Chief Executive Officer Newsletter
Welcome to the CEO's monthly economic newsletter. The newsletter provides a basic narrative overview of recently published economic indicators for your reading pleasure. You should not rely on this information when making investment decisions, but rather seek professional advice from qualified investment advisors.
According to the Federal Reserve’s recent Beige Book report, the overall economy in the US is progressing at a “modest to moderate” pace and, in fact, used those two words 110 times within the 47-page report. Clearly some regions are doing better than others. People in North Dakota, by example, wouldn’t know there was an economic downturn if they didn’t hear about it on the news. Oil extraction over there is a huge benefit to their economic situation. Other parts of the country are struggling to recover.

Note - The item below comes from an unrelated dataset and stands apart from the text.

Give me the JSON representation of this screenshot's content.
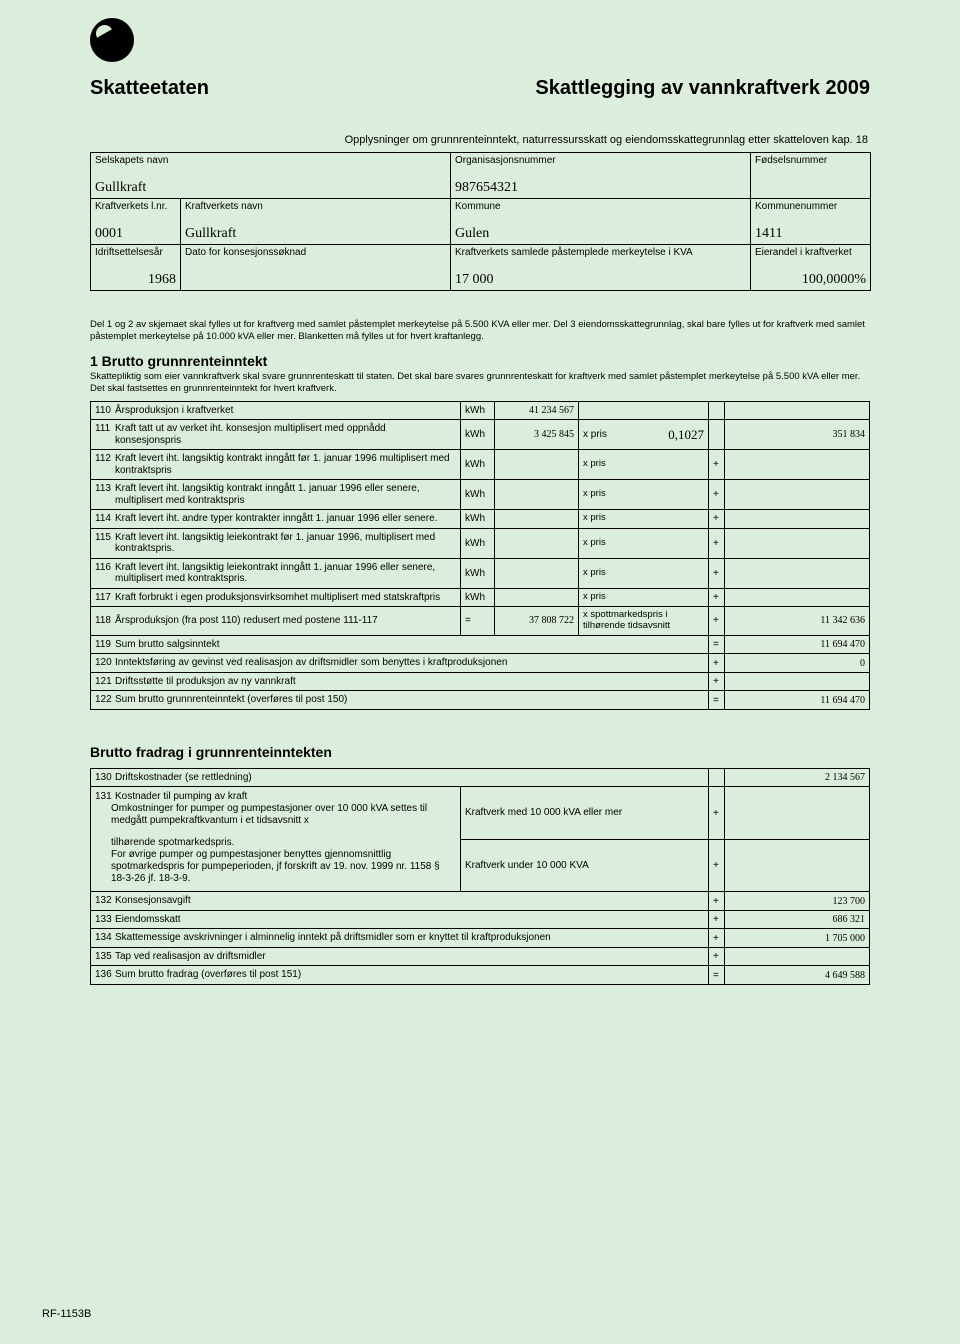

Employment numbers came in as ‘mixed’ for May. The unemployment rate increased from 7.5% to 7.6% last month due largely to more people re-entering the labor force. The good news is that continuing jobless claims declined to less than 3 million for the first time in more than four years. Private Non-Farm Payrolls added 178,000 jobs and April numbers were revised downward by 19,000 jobs. The four-week rolling average for weekly first-time jobless claims was right at 350,000 claims. These are all numbers that fit into the category of “modest to moderate” improvement relative to employment statistics. The Bureau of Labor & Statistics models an adjustment to the labor markets referenced as the Birth/Death model. Last month that accounted for an additional 205,000 people. In other words we needed to increase Non-Farm Payrolls by that amount just to stay even, therefore the 178,000 jobs added fell short.
We saw a few changes within the housing markets. Existing home sales remained at nearly 5 million annualized units sold for April and the Case-Shiller year-over-year home price index was up nearly 11%. New home sales were up slightly at 454,000 annualized units, while housing starts declined in April by nearly 170,000 units. In contrast building permits increased by almost 130,000 units, which is not uncommon for the summer season.
The Institute for Supply Management (ISM) manufacturing index fell from 50.7 to 49.0. Whenever the index falls below ‘50’, it is a signal for economic contraction; however, one month is insufficient to formulate a conclusion. The bigger contributor to the economy is the ISM Service Index which actually improved in May from 53.1 to 53.7, supporting the notion for expansion on the service side.
Recently there has been a fair amount of speculation around when the Federal Open Market Committee (FOMC) will begin to taper its purchasing of government securities. Presently they are purchasing around $85 billion per month. Just the talk about this speculative discussion has caused both the bond markets and the stock markets to waffle. Until the FOMC stops using words like “modest & moderate” in their definition of “recovery”, it is unlikely we will see any tapering of their security purchases. They have been fairly clear about their desire to have the recovery be sustainable and, pulling their support too soon would quickly unwind a slow but improving economy. They have also gone on record as saying they want to see unemployment at 6.5% before seriously cutting back on their purchases. That’s a far cry from the 7.6% today.
Meanwhile inflation rates remain very modest and have been running between 1.5% and 2.0%, again well below the FOMC target rate for inflation.